Which would your dog prefer, your company or a little extra food? In a study of dogs that used MRI scans and a head-to-head competition, people narrowly won out over food.

Emory University's Dog Project is the first to train dogs to voluntarily enter a functional magnetic resonance imaging (fMRI) scanner and remain motionless during scanning without restraint or sedation.

If you've thought of your dog as a Pavlovian machine who only likes you because you feed him, think again. Thirteen of the 15 dogs in this study apparently valued praise as much or more than they valued food.

The things our dogs will do to please us.

Fifteen dogs were trained to associate certain objects with receiving a reward. A pink toy car meant they were about to receive a food reward. A blue toy horse meant verbal praise was sure to follow. A hairbrush meant that no reward was in the offing and served as a control.

The dogs were shown each object 32 different times while they were in an fMRI scanner. Previous research showed that the ventral caudate area of their brain acted as a reward center, becoming active when the dogs received (or anticipated) a reward. The question here was which would activate the area more, the car or the horse.

Nine of the 15 dogs showed a similar degree of activation for both objects, suggesting that they were about equally thrilled by anticipation of praise and by anticipation of food. Four dogs showed stronger activation when seeing the car (praise) and two showed greater activation when seeing the horse (food).

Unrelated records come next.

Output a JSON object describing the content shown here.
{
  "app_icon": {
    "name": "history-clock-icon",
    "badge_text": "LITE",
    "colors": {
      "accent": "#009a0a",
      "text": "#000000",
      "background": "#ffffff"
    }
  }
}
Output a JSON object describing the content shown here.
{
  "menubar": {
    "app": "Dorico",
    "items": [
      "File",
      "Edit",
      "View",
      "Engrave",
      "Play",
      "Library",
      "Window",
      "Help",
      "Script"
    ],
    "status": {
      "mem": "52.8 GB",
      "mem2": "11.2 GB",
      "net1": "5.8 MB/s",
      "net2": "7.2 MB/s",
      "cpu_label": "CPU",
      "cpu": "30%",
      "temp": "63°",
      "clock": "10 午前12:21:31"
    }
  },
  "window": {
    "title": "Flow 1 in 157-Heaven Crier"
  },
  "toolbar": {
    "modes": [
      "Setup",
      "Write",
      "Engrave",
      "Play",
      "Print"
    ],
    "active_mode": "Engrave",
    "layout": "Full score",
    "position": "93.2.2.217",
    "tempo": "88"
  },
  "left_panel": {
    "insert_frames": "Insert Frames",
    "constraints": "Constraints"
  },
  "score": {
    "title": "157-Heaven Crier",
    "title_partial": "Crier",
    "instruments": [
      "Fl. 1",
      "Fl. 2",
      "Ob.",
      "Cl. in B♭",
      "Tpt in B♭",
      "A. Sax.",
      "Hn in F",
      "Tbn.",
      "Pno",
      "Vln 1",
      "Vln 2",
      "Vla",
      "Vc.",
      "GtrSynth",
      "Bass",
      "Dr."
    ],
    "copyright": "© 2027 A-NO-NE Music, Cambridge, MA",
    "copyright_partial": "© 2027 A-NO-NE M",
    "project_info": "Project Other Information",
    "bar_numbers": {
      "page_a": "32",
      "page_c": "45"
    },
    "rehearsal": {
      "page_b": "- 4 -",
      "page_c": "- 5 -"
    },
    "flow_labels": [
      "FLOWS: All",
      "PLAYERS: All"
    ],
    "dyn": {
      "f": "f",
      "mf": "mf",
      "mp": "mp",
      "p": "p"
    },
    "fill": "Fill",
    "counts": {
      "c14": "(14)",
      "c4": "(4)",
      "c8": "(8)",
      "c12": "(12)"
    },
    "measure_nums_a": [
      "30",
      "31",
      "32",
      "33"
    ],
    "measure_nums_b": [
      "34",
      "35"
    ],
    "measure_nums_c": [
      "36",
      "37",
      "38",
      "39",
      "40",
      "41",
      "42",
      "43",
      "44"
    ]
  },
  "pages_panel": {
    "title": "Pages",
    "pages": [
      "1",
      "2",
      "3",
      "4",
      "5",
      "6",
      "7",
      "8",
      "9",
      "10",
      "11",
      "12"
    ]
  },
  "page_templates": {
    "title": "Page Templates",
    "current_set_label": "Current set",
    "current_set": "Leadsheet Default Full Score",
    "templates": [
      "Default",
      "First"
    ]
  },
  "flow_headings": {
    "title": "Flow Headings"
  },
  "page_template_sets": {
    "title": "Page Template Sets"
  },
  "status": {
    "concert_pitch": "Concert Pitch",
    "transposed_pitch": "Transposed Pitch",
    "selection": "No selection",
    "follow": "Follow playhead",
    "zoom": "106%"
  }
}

Brain scans can sometimes be hard to interpret. So the dogs were also given a more direct test. They were repeatedly placed in a simple Y-shaped maze that they had been through before. One path led to a bowl of food, another to their owner. If they came to the owner, he or she would then praise and pet them. Which path would the dogs choose?

Think about it. Given the choice between a plate of freshly-baked chocolate chip cookies in one room and you in another, which would your significant other choose?

Here, the dogs reacted pretty much as their fMRI scans predicted they would. On 20 trips through the maze, each tended to pick just as their brain scans said they would. Most of the dogs alternated between food and owner, but the dogs who had shown the strongest neural response to praise chose to go to their owners 80 to 90 percent of the time.

Of course, every dog has their own unique personality. Ozzie, a shorthaired terrier mix, chose the food every time. Ozzie's behavior wasn't typical. But his owner forgives him.

So if you have thought of your dog as a Pavlovian machine who only likes you because you feed them, think again. Thirteen of the 15 dogs in this study apparently valued praise as much or more than they valued food.

There's no word on researchers attempting this type of study with cats, but the study may offer parents something useful to keep in mind when it comes to their children. A little praise can go a long way.

The study appears in Social Cognitive and Affective Neuroscience and is freely available.